Je vais vous raconter une histoire…

Prédication du culte du 1er février 2026 à Colombier et 8 février à Grandchamp
Lectures bibliques : Genèse 9,8-17 ; 2 Corinthiens 11,29 à 12,10 ; Luc 8,4-15
Lectures courtes pour le culte en paroisse : Genèse 9,8-17 ; 2 Corinthiens 12,6-10 ; Luc 8,4-8

Raconter des histoires

Je vais vous raconter une histoire…
Voilà un bon début. Une manière sûre de capter l’attention. Raconter des histoires, un art millénaire qu’ont exercé avec talent les générations qui nous ont précédées. Il fut un temps où il n’existait pas d’autres manières de transmettre le savoir, la pensée, la philosophie, la théologie ou les interrogations fondamentales de l’existence humaine qu’en racontant des histoires. Il fut un temps où l’écrit n’était accessible qu’à un cercle restreint de la population. Il fut un temps où les soirées en familles n’avaient d’autres possibilités de divertissement que de se raconter des histoires parmi. Il fut un temps où l’oralité était le seul médium de transmission d’une génération à une autre. Il fut un temps où on se racontait des histoires…

L’être humain aime les histoires. Et cet amour des histoires ne se dément pas aujourd’hui, alors même que nous sommes dans un temps où tout le monde a accès en tout temps à l’écrit et à l’image et où les possibilités de divertissement sont nombreuses.

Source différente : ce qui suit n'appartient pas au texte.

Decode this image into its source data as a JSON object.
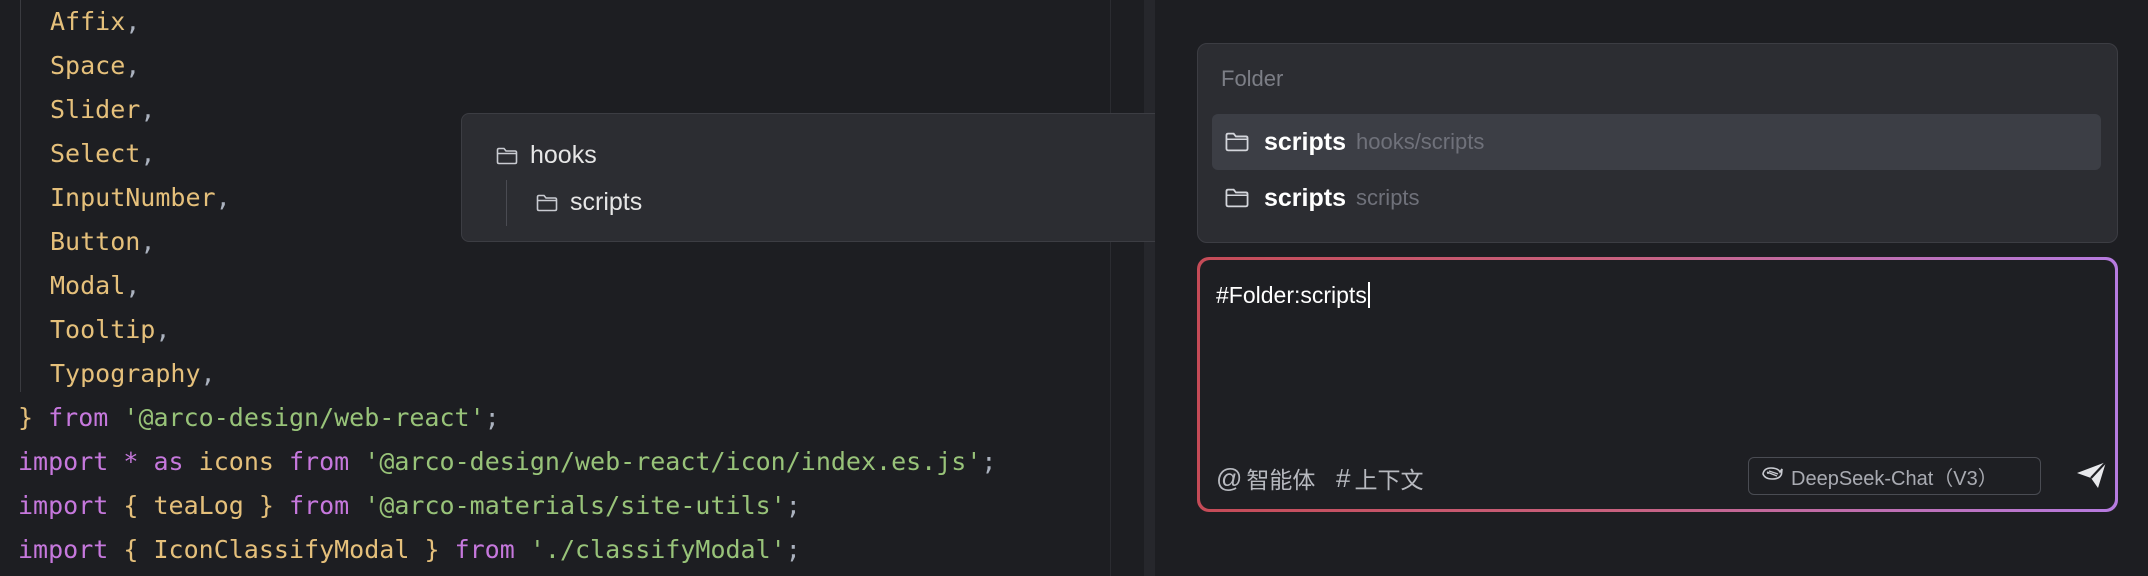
{
  "editor": {
    "lines": [
      {
        "name": "Affix"
      },
      {
        "name": "Space"
      },
      {
        "name": "Slider"
      },
      {
        "name": "Select"
      },
      {
        "name": "InputNumber"
      },
      {
        "name": "Button"
      },
      {
        "name": "Modal"
      },
      {
        "name": "Tooltip"
      },
      {
        "name": "Typography"
      }
    ],
    "comma": ",",
    "close_brace": "}",
    "kw_from": "from",
    "kw_import": "import",
    "kw_as": "as",
    "star": "*",
    "semi": ";",
    "lbrace": "{",
    "rbrace": "}",
    "src_web_react": "'@arco-design/web-react'",
    "ident_icons": "icons",
    "src_icon": "'@arco-design/web-react/icon/index.es.js'",
    "ident_tealog": "teaLog",
    "src_site_utils": "'@arco-materials/site-utils'",
    "ident_classify": "IconClassifyModal",
    "src_classify": "'./classifyModal'"
  },
  "tree_popup": {
    "parent": "hooks",
    "child": "scripts"
  },
  "suggest": {
    "header": "Folder",
    "items": [
      {
        "name": "scripts",
        "path": "hooks/scripts",
        "active": true
      },
      {
        "name": "scripts",
        "path": "scripts",
        "active": false
      }
    ]
  },
  "input": {
    "value": "#Folder:scripts",
    "agent_symbol": "@",
    "agent_label": "智能体",
    "context_symbol": "#",
    "context_label": "上下文",
    "model_label": "DeepSeek-Chat（V3）"
  },
  "colors": {
    "editor_bg": "#1d1e22",
    "identifier": "#e5c07b",
    "keyword": "#c678dd",
    "string": "#98c379",
    "popup_bg": "#2c2d32",
    "gradient_start": "#c54b57",
    "gradient_end": "#b67be0"
  }
}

Dans les librairies, les rayons de livres de contes et histoires pour les enfants n’ont jamais été aussi fournis. Il est difficile de ressortir de tels commerces sans un album illustré à offrir à nos enfants, petits-enfants ou neveux. Car la lecture, c’est aussi la promesse d’un bon moment partagé.

Le langage du changement

Mais les histoires, est-ce vraiment que pour les enfants ? J’entendais dernièrement que les adultes lisaient moins de romans, mais qu’ils s’y remettaient une fois retraités. Les rayons des librairies qui ont du succès auprès des adultes entre 30 et 60 ans sont ceux consacrés au développement personnel. Il semble qu’en prenant de l’âge on retrouve le goût du récit. Les histoires seraient donc surtout prisées par les petits et les anciens. Entre deux, c’est autre chose. C’est l’âge de raison. L’âge de la raison. Le temps de la vie où il est attendu de nous que nous soyons opérationnels, efficaces, réfléchis. Ce n’est pas le moment de faire des histoires… ni d’en raconter sauf éventuellement à nos enfants ou à nos aînés… encore moins d’en écouter ou d’en lire pour soi.

Mais mettre de côté les histoires, c’est passer à côté des multiples vertus de cet art. Et les textes de ce matin nous le rappellent. Il y a des choses qu’on ne peut transmettre directement, par le pur raisonnement, par l’explication ou la description. Il y a des choses qui nécessitent de faire appel à la poésie, à l’évocation, à la créativité.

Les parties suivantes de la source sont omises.